According to a report, hundreds of migrant workers in UK are subjected to inhuman living conditions, are poverty stricken and live under constant fear.
The report 'Experiences of Forced Labour in the UK Food Industry,' written by Joseph Rowntree, is one of the largest studies into the plight of these workers who are exposed to abusive practices in every industry in the UK.
The researchers of the report discovered that workers were also subjected to racist and sexist bullying and threats, The Independent reports.
The workers were isolated, unable to speak English and also unaware of their rights. Many of whom were driven to self-harm.
"I needed money. I needed work. I didn't care any more. I was at the point when you'd rather kill me than go back there. I lost weight. I was tense and sad all the time," a 30-year-old Romanian said.
"It's about survival. Feeling bullied or suppressed is normal and unavoidable. There are no alternatives," a 50-year-old Chinese worker Ah Lin said.
Researchers found that too many workers were recruited and were paid only enough to meet their debts to the gang masters. The workers continued to live in penury, forced to share cramped, sub-standard accommodation.
Others workers complained of feeling like machines, they stayed under constant surveillance and given targets that were impossible to meet.
Sam Scott, one of the authors, said: "Most migrants we spoke to are in the UK legally, but their employment conditions are far from legal. Withholding payment, illegal deductions from wages and no proper breaks are regular occurrences."

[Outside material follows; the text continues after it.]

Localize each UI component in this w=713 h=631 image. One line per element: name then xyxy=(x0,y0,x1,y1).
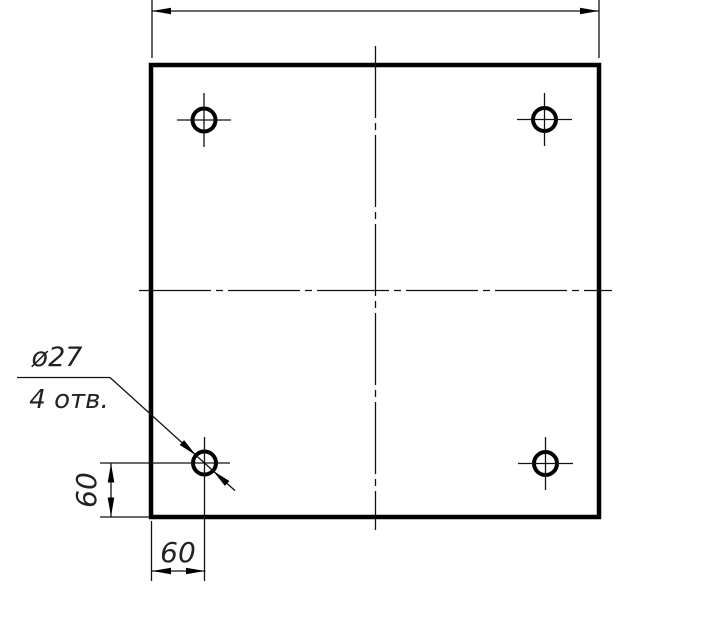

Researchers interviewed about 62 workers, mostly from Poland, China, Lithuania and Latvia, working in south Lincolnshire, east-central Scotland, south west England, London and Liverpool.
More than two thirds of workers complained of living in fear and working for more than 50 hours a week. They even complained of being paid below the minimum wage of 5.83 pounds an hour and illegal deductions from their wages.